Once you’ve merged the version bump PR and copied the description to the draft release, ping Taylor Murphy in the marketing Slack channel, asking them to review the release notes.

Be sure to merge the release PR Before publishing the release. Publishing the release before the version bump PR has landed will cause the PyPI action to fail.

Publishing the release will trigger the PyPI release.

If the release is published before the version bump PR has landed, you will need to start over (don’t forget to stash your groomed changelog somewhere so that you can paste it back in). In this scenario:

  • Close the Release PR
  • Delete the Release AND Tag
  • Verify that the PR is closed, the Release is deleted, and the Tag is deleted. Having any three of these remaining will likely cause issues moving forward
  • Start the process a new by triggering the same version bump again. You do not need to skip a version

Meltano - Docker Publish

When releasing Meltano, there’s one additional step.

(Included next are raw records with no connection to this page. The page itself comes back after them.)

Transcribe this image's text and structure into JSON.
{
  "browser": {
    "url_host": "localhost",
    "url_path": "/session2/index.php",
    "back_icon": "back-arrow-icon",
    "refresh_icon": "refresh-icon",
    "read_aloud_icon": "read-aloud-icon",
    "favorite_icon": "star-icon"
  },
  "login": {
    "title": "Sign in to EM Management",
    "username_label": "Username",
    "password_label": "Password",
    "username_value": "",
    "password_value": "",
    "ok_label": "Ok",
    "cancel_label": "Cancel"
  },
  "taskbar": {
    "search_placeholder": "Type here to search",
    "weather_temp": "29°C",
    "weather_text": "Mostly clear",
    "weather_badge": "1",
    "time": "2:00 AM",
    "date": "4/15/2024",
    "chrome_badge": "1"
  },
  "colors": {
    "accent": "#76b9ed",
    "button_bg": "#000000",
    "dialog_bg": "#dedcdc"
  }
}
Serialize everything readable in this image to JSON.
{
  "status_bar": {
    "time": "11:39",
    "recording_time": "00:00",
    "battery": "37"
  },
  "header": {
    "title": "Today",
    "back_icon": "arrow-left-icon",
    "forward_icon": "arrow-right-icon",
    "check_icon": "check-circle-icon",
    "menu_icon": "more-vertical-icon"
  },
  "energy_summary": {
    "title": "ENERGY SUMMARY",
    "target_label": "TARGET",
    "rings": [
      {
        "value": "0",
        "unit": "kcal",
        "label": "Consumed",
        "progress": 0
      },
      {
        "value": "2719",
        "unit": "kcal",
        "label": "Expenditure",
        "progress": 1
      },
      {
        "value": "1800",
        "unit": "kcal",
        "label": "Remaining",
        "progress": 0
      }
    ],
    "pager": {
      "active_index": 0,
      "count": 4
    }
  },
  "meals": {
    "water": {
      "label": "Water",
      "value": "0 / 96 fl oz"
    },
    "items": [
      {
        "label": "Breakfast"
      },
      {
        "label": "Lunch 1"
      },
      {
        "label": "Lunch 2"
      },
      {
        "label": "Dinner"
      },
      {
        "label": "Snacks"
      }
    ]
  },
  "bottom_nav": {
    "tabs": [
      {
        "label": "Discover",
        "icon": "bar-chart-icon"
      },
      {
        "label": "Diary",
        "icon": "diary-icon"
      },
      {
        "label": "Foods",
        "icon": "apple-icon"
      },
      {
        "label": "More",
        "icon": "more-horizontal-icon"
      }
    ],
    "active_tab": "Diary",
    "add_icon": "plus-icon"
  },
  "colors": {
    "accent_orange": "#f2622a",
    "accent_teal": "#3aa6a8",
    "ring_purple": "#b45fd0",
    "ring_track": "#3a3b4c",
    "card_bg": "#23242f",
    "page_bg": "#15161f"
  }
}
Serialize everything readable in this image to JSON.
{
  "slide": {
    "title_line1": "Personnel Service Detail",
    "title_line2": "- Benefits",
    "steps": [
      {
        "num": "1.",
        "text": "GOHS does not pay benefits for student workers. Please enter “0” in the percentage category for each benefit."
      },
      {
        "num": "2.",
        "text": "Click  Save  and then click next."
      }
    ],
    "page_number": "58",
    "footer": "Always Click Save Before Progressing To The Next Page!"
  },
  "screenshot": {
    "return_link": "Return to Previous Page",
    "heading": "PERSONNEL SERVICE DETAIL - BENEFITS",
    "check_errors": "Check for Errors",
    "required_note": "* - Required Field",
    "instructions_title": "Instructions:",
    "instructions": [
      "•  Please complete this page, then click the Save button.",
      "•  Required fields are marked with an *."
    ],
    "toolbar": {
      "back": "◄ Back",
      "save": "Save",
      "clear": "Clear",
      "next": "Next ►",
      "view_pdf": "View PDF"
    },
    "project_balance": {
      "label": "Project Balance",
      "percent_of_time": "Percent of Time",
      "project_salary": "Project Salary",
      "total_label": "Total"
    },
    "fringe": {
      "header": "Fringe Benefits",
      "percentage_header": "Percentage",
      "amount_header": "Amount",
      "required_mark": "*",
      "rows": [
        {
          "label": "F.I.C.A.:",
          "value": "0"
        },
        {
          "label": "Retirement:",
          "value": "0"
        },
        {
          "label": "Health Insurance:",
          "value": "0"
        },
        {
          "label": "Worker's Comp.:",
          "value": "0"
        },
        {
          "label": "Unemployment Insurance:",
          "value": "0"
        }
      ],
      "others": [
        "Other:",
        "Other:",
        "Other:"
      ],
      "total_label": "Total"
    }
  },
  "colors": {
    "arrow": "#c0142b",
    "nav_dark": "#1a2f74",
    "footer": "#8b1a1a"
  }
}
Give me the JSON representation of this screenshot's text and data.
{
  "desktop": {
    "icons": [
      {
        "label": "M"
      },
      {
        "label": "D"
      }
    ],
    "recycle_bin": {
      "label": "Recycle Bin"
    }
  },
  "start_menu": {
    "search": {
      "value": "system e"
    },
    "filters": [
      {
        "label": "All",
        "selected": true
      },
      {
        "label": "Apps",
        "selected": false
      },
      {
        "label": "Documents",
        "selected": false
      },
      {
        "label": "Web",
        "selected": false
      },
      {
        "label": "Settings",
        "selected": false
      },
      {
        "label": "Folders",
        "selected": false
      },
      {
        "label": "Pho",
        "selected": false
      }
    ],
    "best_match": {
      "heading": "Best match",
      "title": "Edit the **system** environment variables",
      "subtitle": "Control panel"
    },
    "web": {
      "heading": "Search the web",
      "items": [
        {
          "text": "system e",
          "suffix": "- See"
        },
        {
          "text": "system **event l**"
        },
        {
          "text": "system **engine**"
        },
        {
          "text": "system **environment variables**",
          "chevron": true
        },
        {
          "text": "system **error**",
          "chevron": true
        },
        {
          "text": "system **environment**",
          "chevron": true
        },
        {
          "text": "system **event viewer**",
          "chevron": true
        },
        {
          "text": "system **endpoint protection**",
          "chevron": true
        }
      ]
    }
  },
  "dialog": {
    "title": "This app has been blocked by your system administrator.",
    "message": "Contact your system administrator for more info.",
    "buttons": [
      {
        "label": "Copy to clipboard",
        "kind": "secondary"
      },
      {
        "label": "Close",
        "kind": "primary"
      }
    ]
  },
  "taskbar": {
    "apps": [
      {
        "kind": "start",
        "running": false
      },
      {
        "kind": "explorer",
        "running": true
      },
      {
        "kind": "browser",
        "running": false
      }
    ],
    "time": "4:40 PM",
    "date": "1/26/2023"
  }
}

You’ll need to build/publish images to the Docker hub.

After publishing the Meltano draft, and after you’ve verified that the packages are live on PyPI, you will need to trigger the Docker publish action: https://github.com/meltano/meltano/actions/workflows/docker_publish.yml

Selecting options:

  • Use workflow from: branch: main
  • Where to upload the images: docker.io
  • Optionally selecting dry-run will skip the upload stage, which can be used to run an image scan prior to releasing the new Docker image.

Comms

Coordinating with the #marketing Slack channel, post a release announcement in the #announcements Slack channel.